Haftung der Gesellschafterin und des Gesellschafters

Je nach den konkreten Einzelumständen können auch Gesellschafterinnen und Gesellschafter einer GmbH oder Unternehmergesellschaft (haftungsbeschränkt) mit ihrem Privatvermögen haften, wenn alle gesetzlichen Voraussetzungen vorliegen, zum Beispiel dann, wenn sie schuldhaft die Geschäftsführung nicht ordnungsgemäß anleiten, überwachen und unterstützen, wenn sie rechtswidrige Weisungen schuldhaft an die Geschäftsführerin oder den Geschäftsführer erteilen, wenn sie Ansprüche der Gesellschaft gegen die Geschäftsführerinnen und gegen die Geschäftsführer nicht rechtlich durchsetzen, wenn sie gegen ihre Treuepflicht zum Unternehmen verstoßen, wenn sie unerlaubte Wettbewerbsgeschäfte machen oder wenn sie in sonstiger Weise dem Unternehmen schaden oder Straftaten zu Lasten von Gläubigern des Unternehmens begehen.

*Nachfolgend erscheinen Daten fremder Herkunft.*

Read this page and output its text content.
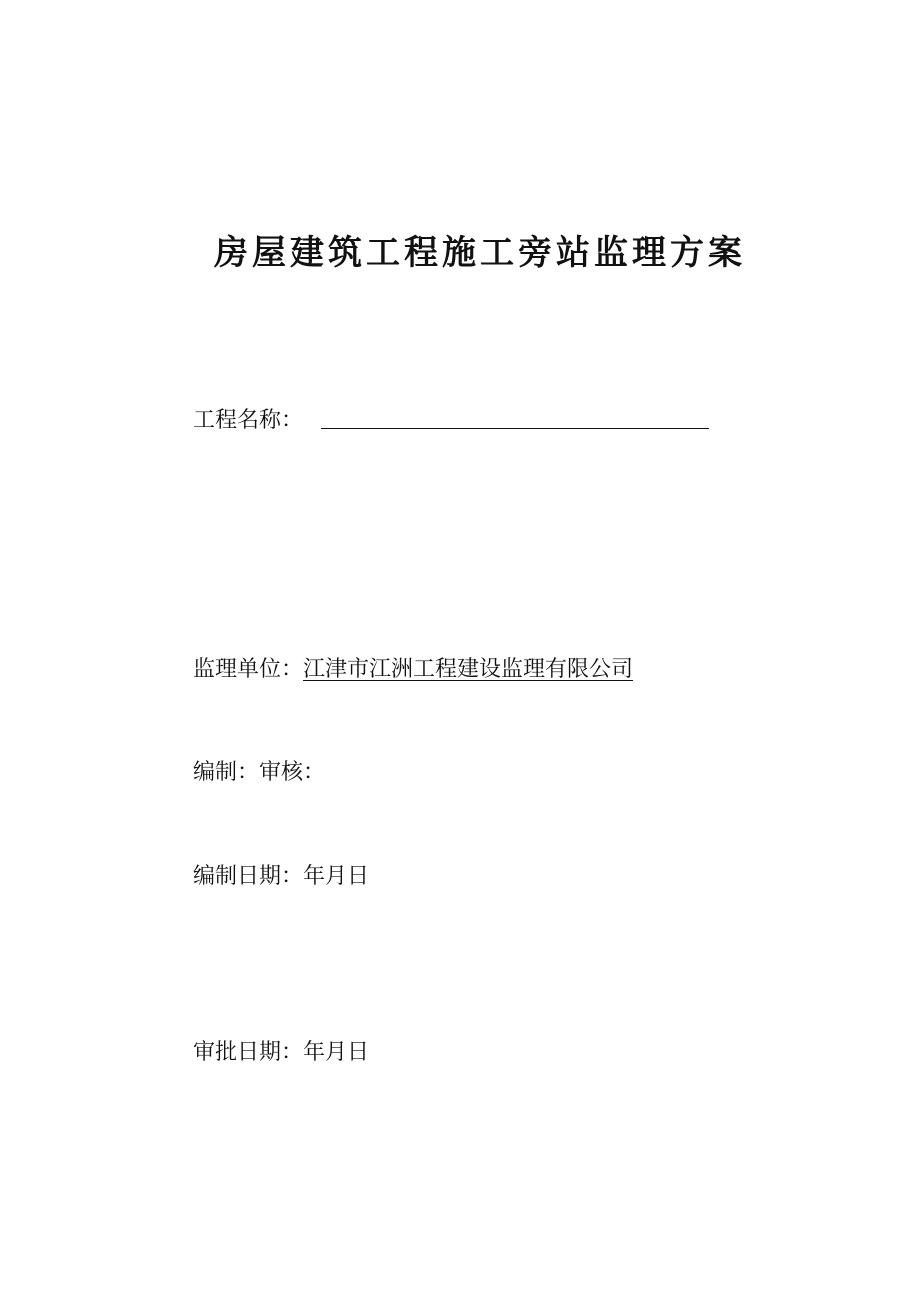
房屋建筑工程施工旁站监理方案
工程名称：
监理单位：江津市江洲工程建设监理有限公司
编制：审核：
编制日期：年月日
审批日期：年月日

Weitere Beispiele von sogenannten Durchgriffshaftungen gegenüber Gesellschafterinnen-Geschäftsführerinnen oder Gesellschafter-Geschäftsführern sind z.B. bei der Ein-Personen-Gesellschaft u.a. dann gegeben, wenn eine Vermischung von Privat- und Gesellschaftsvermögen oder existenzvernichtende Eingriffe in das Gesellschaftsvermögen stattgefunden haben.

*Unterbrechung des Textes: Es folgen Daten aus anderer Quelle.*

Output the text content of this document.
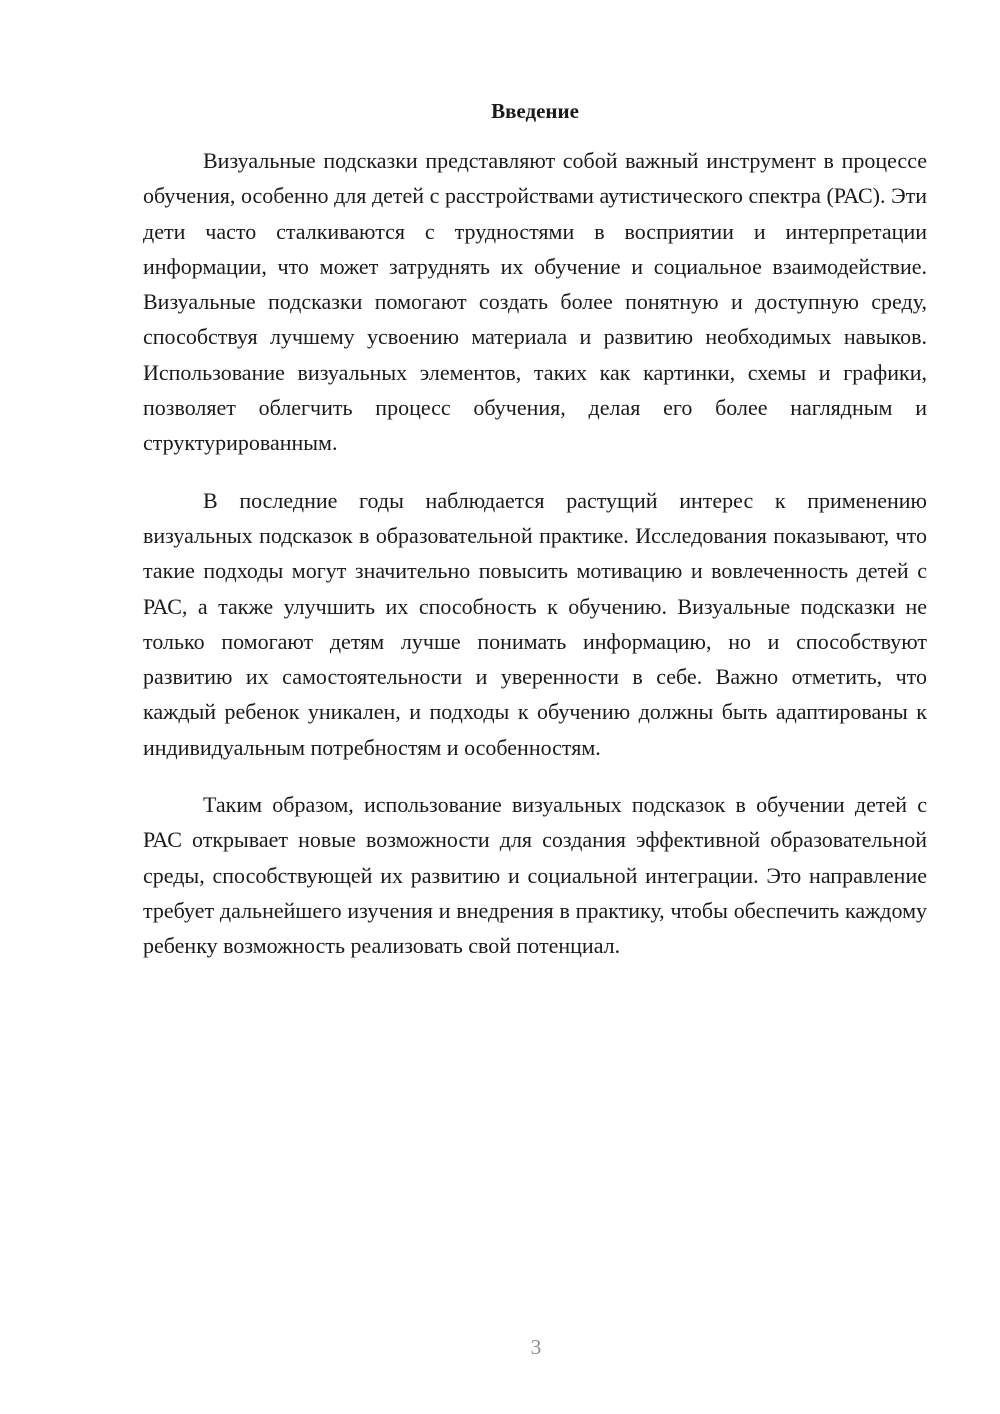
Введение

Визуальные подсказки представляют собой важный инструмент в процессе обучения, особенно для детей с расстройствами аутистического спектра (РАС). Эти дети часто сталкиваются с трудностями в восприятии и интерпретации информации, что может затруднять их обучение и социальное взаимодействие. Визуальные подсказки помогают создать более понятную и доступную среду, способствуя лучшему усвоению материала и развитию необходимых навыков. Использование визуальных элементов, таких как картинки, схемы и графики, позволяет облегчить процесс обучения, делая его более наглядным и структурированным.

В последние годы наблюдается растущий интерес к применению визуальных подсказок в образовательной практике. Исследования показывают, что такие подходы могут значительно повысить мотивацию и вовлеченность детей с РАС, а также улучшить их способность к обучению. Визуальные подсказки не только помогают детям лучше понимать информацию, но и способствуют развитию их самостоятельности и уверенности в себе. Важно отметить, что каждый ребенок уникален, и подходы к обучению должны быть адаптированы к индивидуальным потребностям и особенностям.

Таким образом, использование визуальных подсказок в обучении детей с РАС открывает новые возможности для создания эффективной образовательной среды, способствующей их развитию и социальной интеграции. Это направление требует дальнейшего изучения и внедрения в практику, чтобы обеспечить каждому ребенку возможность реализовать свой потенциал.

3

Sonderfall des verlorenen Markenrechtsprozesses

Sofern also - wie Sie in Ihrer Fragestellung mitteilen - ein Schaden durch einen nicht vorhergesehenen Markenrechtsverletzungsprozess eingetreten ist bzw. eintreten könnte, ist a) zu prüfen, ob der Markenrechtsverletzungsprozess mit einer gründlichen Recherche nicht vorhersehbar gewesen wäre und über z.B. über eine Lizenz hätte verhindert werden können und b) ist eine gründliche individuelle Überprüfung der verschiedenen Rechtspositionen zwingend geboten: Haftung der Gesellschaft, Haftung der Geschäftsführerin und des Geschäftsführers, Haftung der Gesellellschafterin oder Gesellschafterinnen und des Gesellschafters oder der Gesellschafter u.v.m.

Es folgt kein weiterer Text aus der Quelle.